MASH Revisited: S. 1, Ep 9: “Henry, Please Come Home.”

This episode gets its own entry because it’s at once a throwback to the film, and a step forward in the development of the characters. The premise is simple: Henry Blake has impressed General Hammond by the efficiency and good results achieved by the 4077th, the highest in all Korea. As a result, General Hammond offers Henry a sinecure position in Tokyo, where he advises on how to get similar results. At the mercy of the gunger-ho than usual Frank Burns, the Swampmen realize that they are no longer in control, and that Frank’s willingness to enforce discipline will make their lives a misery. (Frank even confiscates the still. Just because he can.)

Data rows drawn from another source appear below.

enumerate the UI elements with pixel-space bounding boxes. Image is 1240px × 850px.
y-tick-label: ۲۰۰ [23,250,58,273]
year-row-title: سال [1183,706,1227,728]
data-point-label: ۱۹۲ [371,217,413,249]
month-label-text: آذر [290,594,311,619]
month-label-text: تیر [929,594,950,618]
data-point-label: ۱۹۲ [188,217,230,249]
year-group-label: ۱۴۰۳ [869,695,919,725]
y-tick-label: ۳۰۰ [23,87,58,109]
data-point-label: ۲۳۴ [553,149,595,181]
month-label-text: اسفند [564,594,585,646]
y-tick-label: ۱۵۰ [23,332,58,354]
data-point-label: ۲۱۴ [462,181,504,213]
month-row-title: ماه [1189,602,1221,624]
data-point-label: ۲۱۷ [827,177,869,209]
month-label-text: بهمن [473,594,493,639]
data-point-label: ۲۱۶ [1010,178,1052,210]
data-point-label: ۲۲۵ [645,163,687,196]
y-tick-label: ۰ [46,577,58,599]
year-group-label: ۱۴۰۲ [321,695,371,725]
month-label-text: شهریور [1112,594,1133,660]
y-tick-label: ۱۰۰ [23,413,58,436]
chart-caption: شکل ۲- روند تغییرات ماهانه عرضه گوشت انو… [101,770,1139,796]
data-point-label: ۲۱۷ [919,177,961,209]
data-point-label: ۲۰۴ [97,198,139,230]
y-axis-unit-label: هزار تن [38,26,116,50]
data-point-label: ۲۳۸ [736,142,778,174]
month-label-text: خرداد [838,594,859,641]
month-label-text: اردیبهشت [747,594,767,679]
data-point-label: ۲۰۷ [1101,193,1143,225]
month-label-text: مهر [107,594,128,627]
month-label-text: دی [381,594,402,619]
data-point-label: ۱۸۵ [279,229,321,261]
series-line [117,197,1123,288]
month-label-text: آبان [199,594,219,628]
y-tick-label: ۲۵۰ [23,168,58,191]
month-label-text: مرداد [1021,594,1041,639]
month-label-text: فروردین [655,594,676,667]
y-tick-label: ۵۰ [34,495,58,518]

So Hawkeye and Trapper (thanks to a defy little maneuver by Radar) get a furlough to Tokyo, where they visit a relaxed, comfortable Henry. He’s genuinely glad to see them, but in no way interested in returning to the 4077th. Not even the charms of Lt. Leslie Scorch, his mistress at the 4077th, are enough to entice him back. Hawkeye and Trapper, anticipating this reaction, have arranged for Radar to feign a serious illness, and, when Trapper and Hawkeye prepare to depart, Henry insists on going with them. Henry, in his concern, decides to do an exploratory surgery (Gary Burghoff’s appalled terror is pitch-perfect), and the whole thing falls apart. Blake is about to return to Tokyo, but when he hears Burns announce that he intends to court-martial Pierce and McIntryre, Henry realizes that Burns (though technically correct) doesn’t consider the consequences. Not just the 40787th’s efficiency rating, but the lives that will be lost at the removal of the men he described (just before his departure) as “two of the best cutters I’ve ever worked with.”

So, beings Henry, he stays.

****

So, the throwback to the film is in the Tokyo frivolity—the Japanese singers doing adaptations of Wesytern songs, the hinted at availability of sex For hire as routine, and the tacit acceptance of this. The Tokyo scenes, to that extent, partake of some of the worst aspects of the film—though not historically inaccurate.

What we see here, though, is some deepening of the characters—Henry’s deep concern for Radar leads him to not just return to see what is up, but to one of his very few medical misjudgments in the series. He takes Radar’s suffering at face value and acts to investigate it, though Burns, correctly, sees it as the sham it is quite quickly.

Henry also gives up his release from the hellish (albeit with good company) 4077th to save Pierce and McIntyre from punishment, not just for their sake (he’s pretty angry at being fooled at the moment), but because he immediately sees the consequences: more dead soldiers. Unnecessary deaths. Because he gets it, he sacrifices his own comfort and stays. Earlier in the episode, Henry refers to “my right hand, Cpl. Radar O'Reilly, who incidentally is in command of this unit, and just uses me as a front.”

This is also the episode that proves that statement false; Henry is a terrible administrator. But he’s the right CO for this time and place. He just doesn’t know it.